The US banking giant filed a lawsuit Monday in the Southern District of New York, seeking the return of funds that it said were transferred in an “operational mistake.”
Citibank said in court documents that it meant to send Brigade Capital around $1.5 million in interest payments on a loan the hedge fund made to troubled cosmetics company Revlon. Instead, it wired roughly 100 times that amount of its own funds to the hedge fund. Other Revlon creditors also received erroneous payments adding up to $900 million.
Citibank, which acts as an administrative agent on the Revlon loan, alleges in court documents that Brigade Capital is refusing to return the money. “Brigade has taken the baseless position that Citibank’s over payment … served to pay off Revlon’s entire principal balance as well,” the bank wrote in its complaint.
To support that allegation, the bank includes a message purportedly sent by Brigade Capital that says it’s “not at all clear that the funds were sent as a result of ‘clerical mistake.’ ”
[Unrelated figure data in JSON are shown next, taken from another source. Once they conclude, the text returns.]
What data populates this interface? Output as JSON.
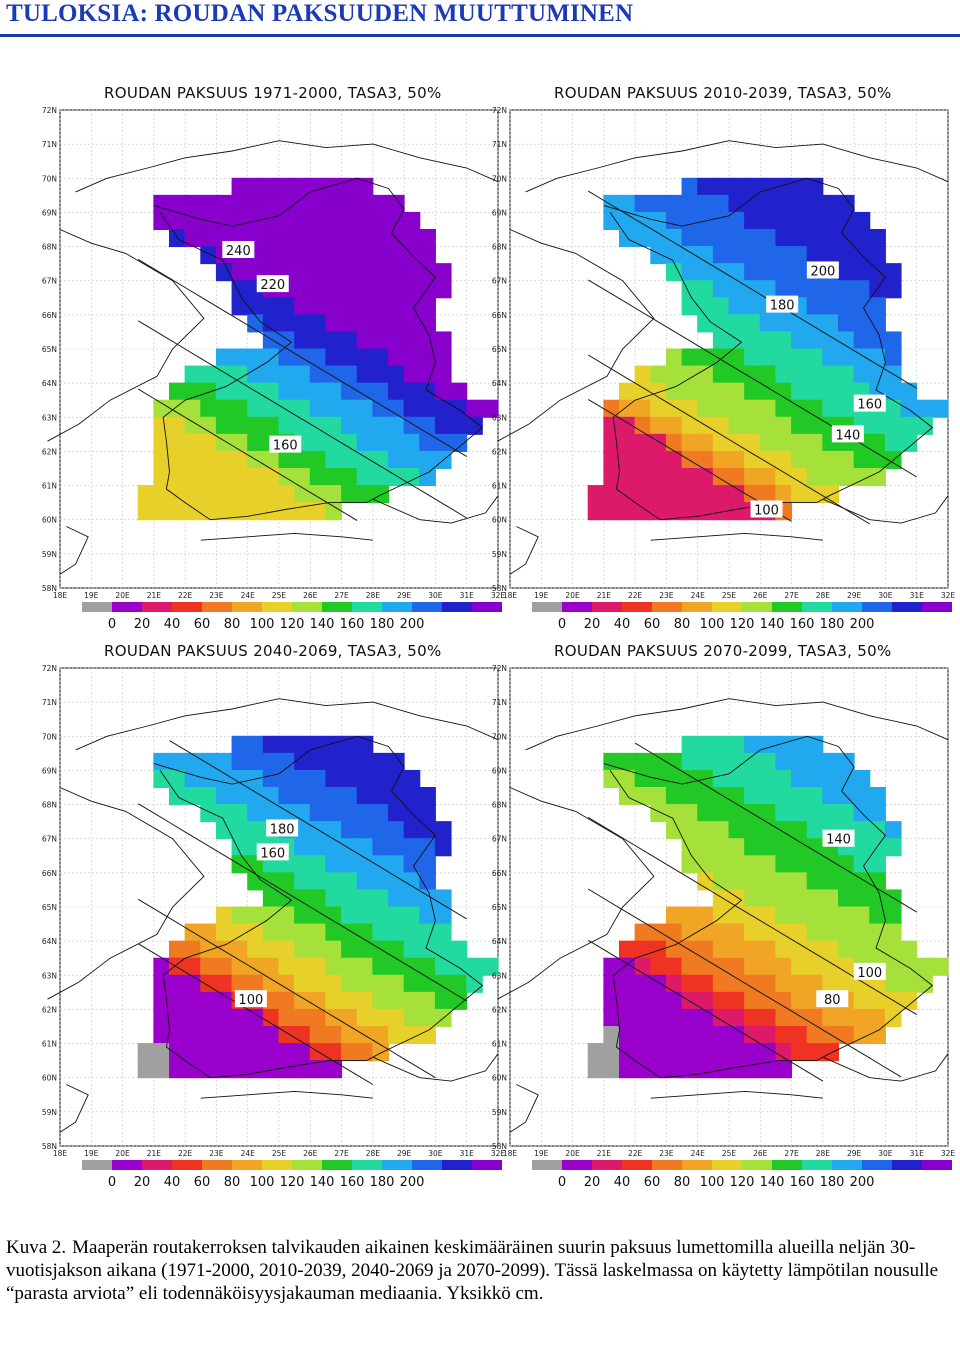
{
  "page": {
    "title": "TULOKSIA: ROUDAN PAKSUUDEN MUUTTUMINEN"
  },
  "panels": [
    {
      "title": "ROUDAN PAKSUUS 1971-2000, TASA3, 50%",
      "contour_labels": [
        "240",
        "220",
        "160"
      ],
      "shading": "p1"
    },
    {
      "title": "ROUDAN PAKSUUS 2010-2039, TASA3, 50%",
      "contour_labels": [
        "200",
        "180",
        "160",
        "140",
        "100"
      ],
      "shading": "p2"
    },
    {
      "title": "ROUDAN PAKSUUS 2040-2069, TASA3, 50%",
      "contour_labels": [
        "180",
        "160",
        "100"
      ],
      "shading": "p3"
    },
    {
      "title": "ROUDAN PAKSUUS 2070-2099, TASA3, 50%",
      "contour_labels": [
        "140",
        "100",
        "80"
      ],
      "shading": "p4"
    }
  ],
  "axes": {
    "lat_labels": [
      "72N",
      "71N",
      "70N",
      "69N",
      "68N",
      "67N",
      "66N",
      "65N",
      "64N",
      "63N",
      "62N",
      "61N",
      "60N",
      "59N",
      "58N"
    ],
    "lon_labels": [
      "18E",
      "19E",
      "20E",
      "21E",
      "22E",
      "23E",
      "24E",
      "25E",
      "26E",
      "27E",
      "28E",
      "29E",
      "30E",
      "31E",
      "32E"
    ]
  },
  "legend": {
    "tick_labels": [
      "0",
      "20",
      "40",
      "60",
      "80",
      "100",
      "120",
      "140",
      "160",
      "180",
      "200"
    ],
    "colors": [
      "#a0a0a0",
      "#9900cc",
      "#dd1a6a",
      "#ee3322",
      "#f07a22",
      "#f0a525",
      "#e8d02a",
      "#a6e03a",
      "#22c825",
      "#22d9a0",
      "#22a8ee",
      "#1f66e8",
      "#2222cc",
      "#8800cc"
    ]
  },
  "caption": {
    "label": "Kuva 2.",
    "text": "Maaperän routakerroksen talvikauden aikainen keskimääräinen suurin paksuus lumettomilla alueilla neljän 30-vuotisjakson aikana (1971-2000, 2010-2039, 2040-2069 ja 2070-2099). Tässä laskelmassa on käytetty lämpötilan nousulle “parasta arviota” eli todennäköisyysjakauman mediaania. Yksikkö cm."
  }
}
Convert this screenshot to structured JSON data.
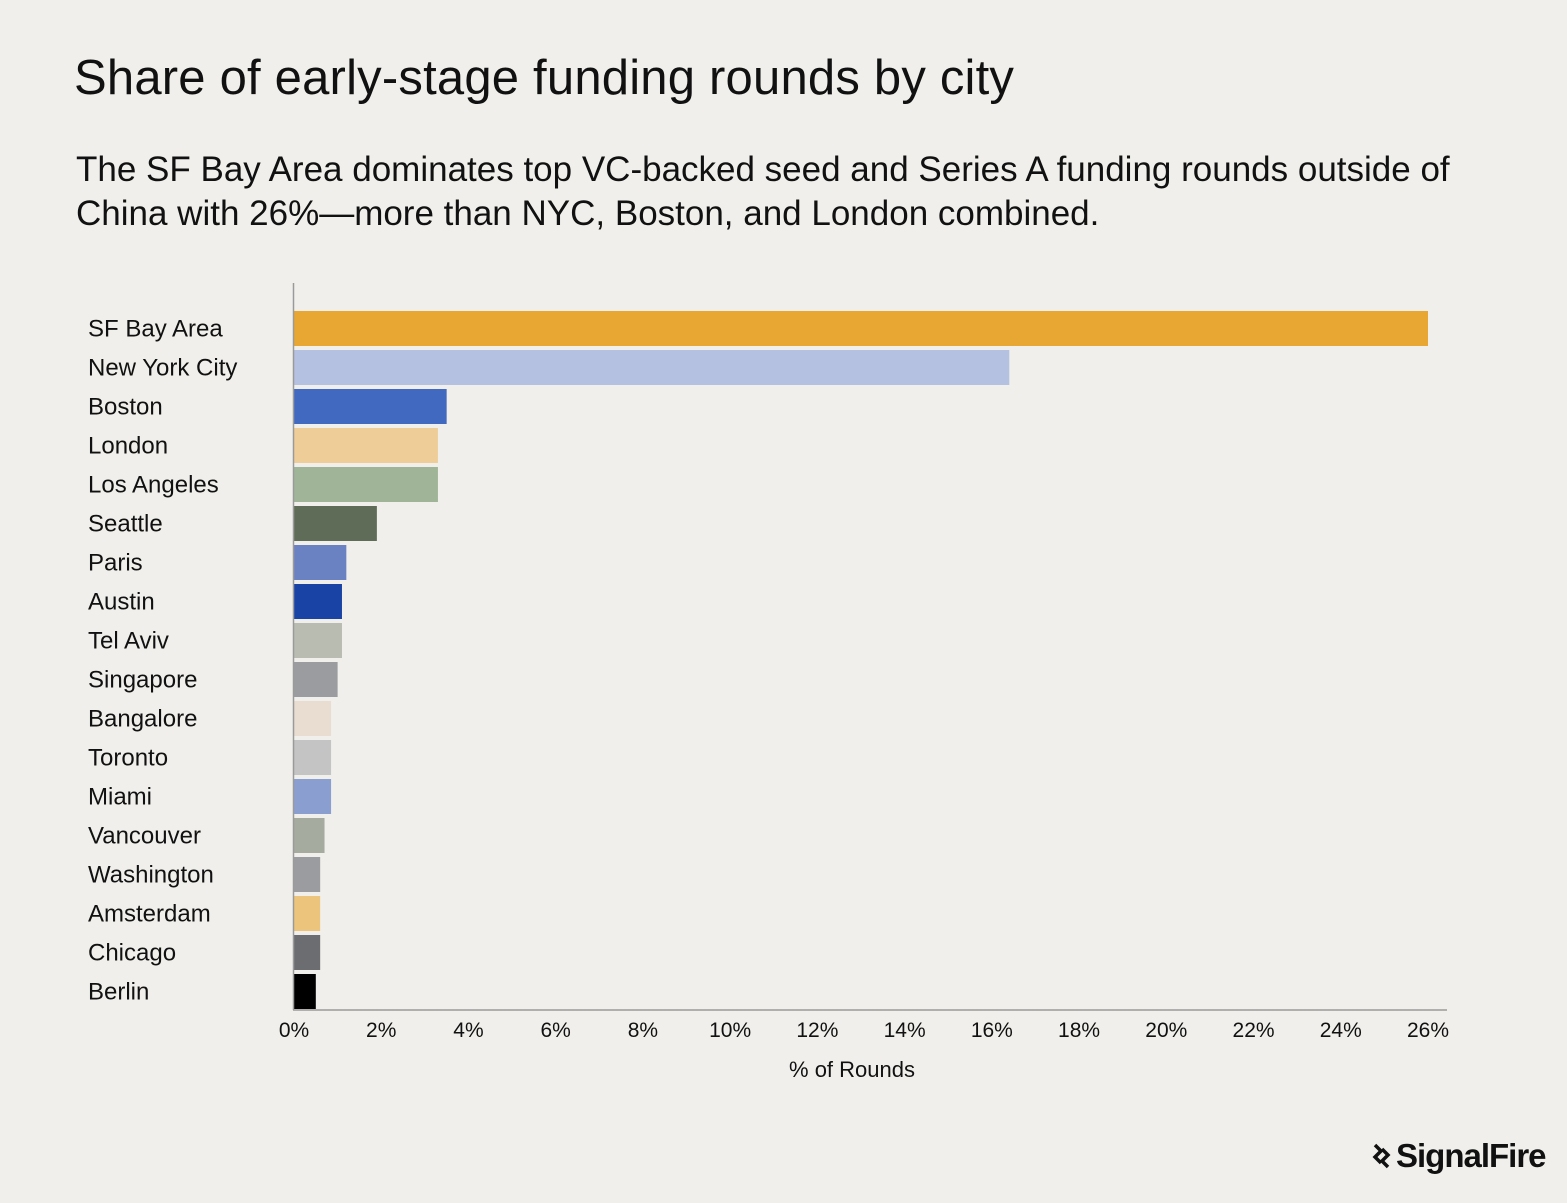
{
  "header": {
    "title": "Share of early-stage funding rounds by city",
    "subtitle": "The SF Bay Area dominates top VC-backed seed and Series A funding rounds outside of China with 26%—more than NYC, Boston, and London combined."
  },
  "chart_data": {
    "type": "bar",
    "orientation": "horizontal",
    "categories": [
      "SF Bay Area",
      "New York City",
      "Boston",
      "London",
      "Los Angeles",
      "Seattle",
      "Paris",
      "Austin",
      "Tel Aviv",
      "Singapore",
      "Bangalore",
      "Toronto",
      "Miami",
      "Vancouver",
      "Washington",
      "Amsterdam",
      "Chicago",
      "Berlin"
    ],
    "values": [
      26.0,
      16.4,
      3.5,
      3.3,
      3.3,
      1.9,
      1.2,
      1.1,
      1.1,
      1.0,
      0.85,
      0.85,
      0.85,
      0.7,
      0.6,
      0.6,
      0.6,
      0.5
    ],
    "colors": [
      "#e8a633",
      "#b4c1e0",
      "#4169c0",
      "#eecd99",
      "#a0b497",
      "#5e6c58",
      "#6a81c2",
      "#1a43a6",
      "#b8bcb1",
      "#9a9ca0",
      "#e8ddd0",
      "#c3c4c3",
      "#8a9fcf",
      "#a5ab9e",
      "#9b9c9f",
      "#edc47b",
      "#6b6d70",
      "#000000"
    ],
    "xticks": [
      "0%",
      "2%",
      "4%",
      "6%",
      "8%",
      "10%",
      "12%",
      "14%",
      "16%",
      "18%",
      "20%",
      "22%",
      "24%",
      "26%"
    ],
    "xlim": [
      0,
      26
    ],
    "xlabel": "% of Rounds",
    "ylabel": "",
    "grid": false,
    "legend": "none"
  },
  "brand": {
    "logo_text": "SignalFire",
    "logo_icon": "signalfire-mark-icon"
  }
}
The court placed a preliminary injunction against Brigade Capital on Tuesday, ordering it to either pay back the money or to not withdraw or dispose of it until a court appearance on August 31.
Brigade Capital declined to comment when contacted by CNN Business. Citibank said Brigade Capital’s actions are “unconscionable” and asked the court to force the return of the money.
“Any other outcome would threaten the stability of the banking system [and] reward bad actors that try to capitalize on operational mistakes,” the bank said in its complaint.
“We quickly caught our payment error and are taking the appropriate actions to recover those funds,” a spokesperson added when contacted by CNN Business.
Unexpected windfalls can result in major headaches for ordinary Americans, as banks typically demand the money be returned. Depending on the state, consumers can face criminal charges if they spend money erroneously deposited in their account. A Pennsylvania couple faced felony theft charges last year after they spent $120,000 that their bank accidentally put in their account.